Ehrlich gesagt halte ich die Diskussion der letzten Tage für müßig und sowohl am Juristischen als auch am Historischen vorbeigehend.
Eine seriöse juristische Bewertung eines erfolglosen Feldherrn würde zunächst einmal einen definierten Straftatbestand wie „Fahrlässiges Herbeiführen einer militärischen Niederlage“ voraussetzen. Sofern in der Vergangenheit Feldherrn tatsächlich der Prozess gemacht wurde, waren das aber entweder politisch motivierte Willkürprozesse, in denen Recht und Gesetz faktisch ohnehin keine Rolle spielten, oder die Anklage erfolgte nicht wegen der Niederlage an sich, sondern wegen damit zusammenhängenden anderen Tatbeständen.
Doch auch wenn man das beiseite lässt: Fahrlässig handelt, wer die erforderliche Sorgfalt außer Acht lässt. Eine juristische Bewertung, ob ein Feldherr „fahrlässig“ handelte, setzt somit voraus, dass es einen Sorgfaltsmaßstab für einen pflichtbewussten und sorgfältigen Feldherrn gibt.
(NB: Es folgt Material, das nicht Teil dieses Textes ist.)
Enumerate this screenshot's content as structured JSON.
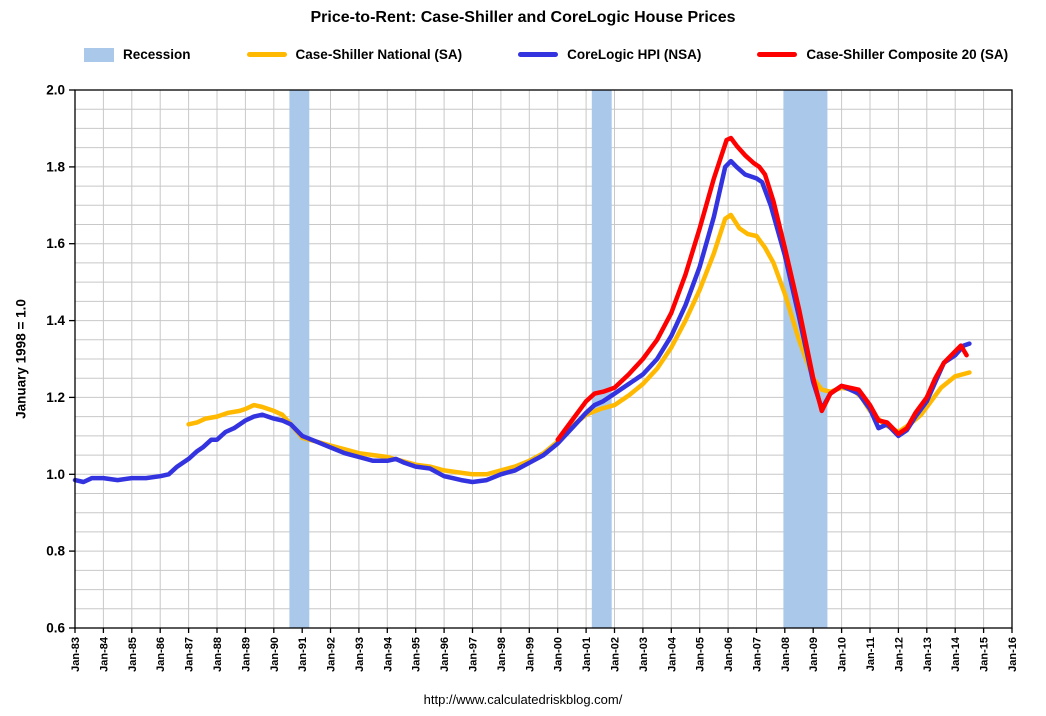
{
  "title": "Price-to-Rent: Case-Shiller and CoreLogic House Prices",
  "footer_url": "http://www.calculatedriskblog.com/",
  "legend": {
    "items": [
      {
        "label": "Recession",
        "color": "#AAC8EA",
        "type": "band"
      },
      {
        "label": "Case-Shiller National (SA)",
        "color": "#FFB900",
        "type": "line"
      },
      {
        "label": "CoreLogic HPI (NSA)",
        "color": "#3333E0",
        "type": "line"
      },
      {
        "label": "Case-Shiller Composite 20 (SA)",
        "color": "#FF0000",
        "type": "line"
      }
    ]
  },
  "chart_data": {
    "type": "line",
    "title": "Price-to-Rent: Case-Shiller and CoreLogic House Prices",
    "xlabel": "",
    "ylabel": "January 1998 = 1.0",
    "xlim": [
      1983,
      2016
    ],
    "ylim": [
      0.6,
      2.0
    ],
    "y_ticks": [
      "0.6",
      "0.8",
      "1.0",
      "1.2",
      "1.4",
      "1.6",
      "1.8",
      "2.0"
    ],
    "y_minor_step": 0.05,
    "grid": true,
    "legend_position": "top",
    "x_tick_labels": [
      "Jan-83",
      "Jan-84",
      "Jan-85",
      "Jan-86",
      "Jan-87",
      "Jan-88",
      "Jan-89",
      "Jan-90",
      "Jan-91",
      "Jan-92",
      "Jan-93",
      "Jan-94",
      "Jan-95",
      "Jan-96",
      "Jan-97",
      "Jan-98",
      "Jan-99",
      "Jan-00",
      "Jan-01",
      "Jan-02",
      "Jan-03",
      "Jan-04",
      "Jan-05",
      "Jan-06",
      "Jan-07",
      "Jan-08",
      "Jan-09",
      "Jan-10",
      "Jan-11",
      "Jan-12",
      "Jan-13",
      "Jan-14",
      "Jan-15",
      "Jan-16"
    ],
    "recession_color": "#AAC8EA",
    "recessions": [
      [
        1990.55,
        1991.25
      ],
      [
        2001.2,
        2001.9
      ],
      [
        2007.95,
        2009.5
      ]
    ],
    "series": [
      {
        "name": "Case-Shiller National (SA)",
        "color": "#FFB900",
        "width": 4.5,
        "points": [
          [
            1987.0,
            1.13
          ],
          [
            1987.3,
            1.135
          ],
          [
            1987.6,
            1.145
          ],
          [
            1988.0,
            1.15
          ],
          [
            1988.4,
            1.16
          ],
          [
            1988.8,
            1.165
          ],
          [
            1989.0,
            1.17
          ],
          [
            1989.3,
            1.18
          ],
          [
            1989.6,
            1.175
          ],
          [
            1990.0,
            1.165
          ],
          [
            1990.3,
            1.155
          ],
          [
            1990.6,
            1.13
          ],
          [
            1991.0,
            1.095
          ],
          [
            1991.5,
            1.085
          ],
          [
            1992.0,
            1.075
          ],
          [
            1992.5,
            1.065
          ],
          [
            1993.0,
            1.055
          ],
          [
            1993.5,
            1.05
          ],
          [
            1994.0,
            1.045
          ],
          [
            1994.5,
            1.035
          ],
          [
            1995.0,
            1.025
          ],
          [
            1995.5,
            1.02
          ],
          [
            1996.0,
            1.01
          ],
          [
            1996.5,
            1.005
          ],
          [
            1997.0,
            1.0
          ],
          [
            1997.5,
            1.0
          ],
          [
            1998.0,
            1.01
          ],
          [
            1998.5,
            1.02
          ],
          [
            1999.0,
            1.035
          ],
          [
            1999.5,
            1.055
          ],
          [
            2000.0,
            1.085
          ],
          [
            2000.5,
            1.125
          ],
          [
            2001.0,
            1.155
          ],
          [
            2001.5,
            1.17
          ],
          [
            2002.0,
            1.18
          ],
          [
            2002.5,
            1.205
          ],
          [
            2003.0,
            1.235
          ],
          [
            2003.5,
            1.275
          ],
          [
            2004.0,
            1.33
          ],
          [
            2004.5,
            1.4
          ],
          [
            2005.0,
            1.48
          ],
          [
            2005.5,
            1.575
          ],
          [
            2005.9,
            1.665
          ],
          [
            2006.1,
            1.675
          ],
          [
            2006.4,
            1.64
          ],
          [
            2006.7,
            1.625
          ],
          [
            2007.0,
            1.62
          ],
          [
            2007.3,
            1.59
          ],
          [
            2007.6,
            1.55
          ],
          [
            2008.0,
            1.47
          ],
          [
            2008.5,
            1.35
          ],
          [
            2009.0,
            1.25
          ],
          [
            2009.3,
            1.22
          ],
          [
            2009.6,
            1.215
          ],
          [
            2010.0,
            1.225
          ],
          [
            2010.4,
            1.22
          ],
          [
            2010.7,
            1.2
          ],
          [
            2011.0,
            1.165
          ],
          [
            2011.5,
            1.13
          ],
          [
            2012.0,
            1.11
          ],
          [
            2012.4,
            1.13
          ],
          [
            2012.8,
            1.155
          ],
          [
            2013.0,
            1.175
          ],
          [
            2013.5,
            1.225
          ],
          [
            2014.0,
            1.255
          ],
          [
            2014.5,
            1.265
          ]
        ]
      },
      {
        "name": "CoreLogic HPI (NSA)",
        "color": "#3333E0",
        "width": 4.5,
        "points": [
          [
            1983.0,
            0.985
          ],
          [
            1983.3,
            0.98
          ],
          [
            1983.6,
            0.99
          ],
          [
            1984.0,
            0.99
          ],
          [
            1984.5,
            0.985
          ],
          [
            1985.0,
            0.99
          ],
          [
            1985.5,
            0.99
          ],
          [
            1986.0,
            0.995
          ],
          [
            1986.3,
            1.0
          ],
          [
            1986.6,
            1.02
          ],
          [
            1987.0,
            1.04
          ],
          [
            1987.3,
            1.06
          ],
          [
            1987.5,
            1.07
          ],
          [
            1987.8,
            1.09
          ],
          [
            1988.0,
            1.09
          ],
          [
            1988.3,
            1.11
          ],
          [
            1988.6,
            1.12
          ],
          [
            1989.0,
            1.14
          ],
          [
            1989.3,
            1.15
          ],
          [
            1989.6,
            1.155
          ],
          [
            1990.0,
            1.145
          ],
          [
            1990.3,
            1.14
          ],
          [
            1990.6,
            1.13
          ],
          [
            1991.0,
            1.1
          ],
          [
            1991.5,
            1.085
          ],
          [
            1992.0,
            1.07
          ],
          [
            1992.5,
            1.055
          ],
          [
            1993.0,
            1.045
          ],
          [
            1993.5,
            1.035
          ],
          [
            1994.0,
            1.035
          ],
          [
            1994.3,
            1.04
          ],
          [
            1994.6,
            1.03
          ],
          [
            1995.0,
            1.02
          ],
          [
            1995.5,
            1.015
          ],
          [
            1996.0,
            0.995
          ],
          [
            1996.3,
            0.99
          ],
          [
            1996.6,
            0.985
          ],
          [
            1997.0,
            0.98
          ],
          [
            1997.5,
            0.985
          ],
          [
            1998.0,
            1.0
          ],
          [
            1998.5,
            1.01
          ],
          [
            1999.0,
            1.03
          ],
          [
            1999.5,
            1.05
          ],
          [
            2000.0,
            1.08
          ],
          [
            2000.5,
            1.12
          ],
          [
            2001.0,
            1.16
          ],
          [
            2001.3,
            1.18
          ],
          [
            2001.6,
            1.19
          ],
          [
            2002.0,
            1.21
          ],
          [
            2002.5,
            1.235
          ],
          [
            2003.0,
            1.26
          ],
          [
            2003.5,
            1.3
          ],
          [
            2004.0,
            1.36
          ],
          [
            2004.5,
            1.44
          ],
          [
            2005.0,
            1.54
          ],
          [
            2005.5,
            1.67
          ],
          [
            2005.9,
            1.8
          ],
          [
            2006.1,
            1.815
          ],
          [
            2006.3,
            1.8
          ],
          [
            2006.6,
            1.78
          ],
          [
            2007.0,
            1.77
          ],
          [
            2007.2,
            1.76
          ],
          [
            2007.5,
            1.7
          ],
          [
            2008.0,
            1.57
          ],
          [
            2008.5,
            1.41
          ],
          [
            2009.0,
            1.24
          ],
          [
            2009.3,
            1.17
          ],
          [
            2009.6,
            1.21
          ],
          [
            2010.0,
            1.23
          ],
          [
            2010.3,
            1.22
          ],
          [
            2010.6,
            1.21
          ],
          [
            2011.0,
            1.17
          ],
          [
            2011.3,
            1.12
          ],
          [
            2011.6,
            1.13
          ],
          [
            2012.0,
            1.1
          ],
          [
            2012.3,
            1.115
          ],
          [
            2012.6,
            1.15
          ],
          [
            2013.0,
            1.19
          ],
          [
            2013.3,
            1.24
          ],
          [
            2013.6,
            1.29
          ],
          [
            2014.0,
            1.31
          ],
          [
            2014.3,
            1.335
          ],
          [
            2014.5,
            1.34
          ]
        ]
      },
      {
        "name": "Case-Shiller Composite 20 (SA)",
        "color": "#FF0000",
        "width": 4.5,
        "points": [
          [
            2000.0,
            1.09
          ],
          [
            2000.5,
            1.14
          ],
          [
            2001.0,
            1.19
          ],
          [
            2001.3,
            1.21
          ],
          [
            2001.6,
            1.215
          ],
          [
            2002.0,
            1.225
          ],
          [
            2002.5,
            1.26
          ],
          [
            2003.0,
            1.3
          ],
          [
            2003.5,
            1.35
          ],
          [
            2004.0,
            1.42
          ],
          [
            2004.5,
            1.52
          ],
          [
            2005.0,
            1.64
          ],
          [
            2005.5,
            1.77
          ],
          [
            2005.95,
            1.87
          ],
          [
            2006.1,
            1.875
          ],
          [
            2006.3,
            1.855
          ],
          [
            2006.6,
            1.83
          ],
          [
            2006.9,
            1.81
          ],
          [
            2007.1,
            1.8
          ],
          [
            2007.3,
            1.78
          ],
          [
            2007.6,
            1.71
          ],
          [
            2008.0,
            1.59
          ],
          [
            2008.5,
            1.43
          ],
          [
            2009.0,
            1.25
          ],
          [
            2009.3,
            1.165
          ],
          [
            2009.6,
            1.21
          ],
          [
            2010.0,
            1.23
          ],
          [
            2010.3,
            1.225
          ],
          [
            2010.6,
            1.22
          ],
          [
            2011.0,
            1.18
          ],
          [
            2011.3,
            1.14
          ],
          [
            2011.6,
            1.135
          ],
          [
            2012.0,
            1.105
          ],
          [
            2012.3,
            1.12
          ],
          [
            2012.6,
            1.16
          ],
          [
            2013.0,
            1.2
          ],
          [
            2013.3,
            1.25
          ],
          [
            2013.6,
            1.29
          ],
          [
            2014.0,
            1.32
          ],
          [
            2014.2,
            1.335
          ],
          [
            2014.4,
            1.31
          ]
        ]
      }
    ]
  }
}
Und damit haben wir ein grundlegendes Problem: In Rom zur Zeit des Augustus gab es überhaupt keine professionellen Feldherren. Die Feldherren dieser Zeit waren Magistrate, Promagistrate oder Legaten. Anders als heute oft suggeriert, waren aber auch Legaten keine „Generäle“, sondern meist Personen, die vom Inhaber einer magistratischen oder promagistratischen Gewalt auf Zeit mit bestimmten Aufgaben (z.B. dem Führen eines Heeres) betraut wurden. (Varus wurde von Augustus als Inhaber eines „imperium proconsulare“ mit seiner Befehlsgewalt betraut.)
Die römischen Heere wurden also von Nicht-Militärs geführt, die meist nicht einmal primär militärische Aufgaben wahrnahmen, sondern im Rahmen anderer Tätigkeiten (wie Provinzverwaltung) in die Verlegenheit kamen, plötzlich einen Feldzug führen zu müssen.
Eine Offiziersakademie oder gar eine professionelle Generalstabsausbildung hatten sie nicht durchlaufen. Ihr militärisches Wissen stammte aus früheren militärischen Erfahrungen, oder sie hatten es sich sonstwie angeeignet (oder auch gar nicht). Letztlich mussten sie aber Tätigkeiten verrichten, für die sie nicht ausgebildet waren und für die sie (modern betrachtet) gar nicht eingesetzt werden sollten.
Schon insofern halte ich es für problematisch, ihnen hinterher (in "juristischer" Weise) sorgfaltswidriges Verhalten vorzuwerfen.
Ehrlich gesagt halte ich das nicht für müßig. Daß es am Juristischen vorbeigeht, halte für anmaßend gegenüber jemandem, der Jura studiert hat, wobei ich mich lediglich auf eine Art des Schuldvorwurfs bezogen habe.
Dieser taucht sowohl bei Stoll auf(neglentia) als bei der proverbia iuris, die dekumatland beigezogen hat.
Wenn andere Wissenschaftler sich mit diesem Thema befaßt haben,wurden wohl alle Opfer des Müßigganges.
Wenn Historiker darüber streiten, ob der fossa drusiana Teil eines Gesamtplanes zue Eroberung Galliens war, dann ist dies für einige der hier vertetenen Forumsteilnehmer nervend, wenn nicht Kinderkram. Ich wäre überrascht, wenn diese Wissenschaftler dies als Teil ihres Müßigganges bewerteten.
Ich wäre Dir dankbar, wenn Du mir mitteilst, welche Art von Meinungen Du als müßig bewertest, und welche eben nicht.
Im übrigen
@Ravenik , würde ich Dich gern auf eine merkwürdige Auffassung von Fahrlässigkeit hinweisen:
"Doch auch wenn man das beiseite lässt: Fahrlässig handelt, wer die erforderliche Sorgfalt außer Acht lässt. Eine juristische Bewertung, ob ein Feldherr „fahrlässig“ handelte, setzt somit voraus, dass es einen Sorgfaltsmaßstab für einen pflichtbewussten und sorgfältigen Feldherrn gibt."
----einen Sorgfaltsmaßstab gibt es nicht für einen pflichtbewußten und sorgfältigen Feldherrn, sondern für einen fahrlässig Handelnden---
Ob jemand tatsächlich fahrlässig handelt, richtet sich nach der zu beurteilenden Tat.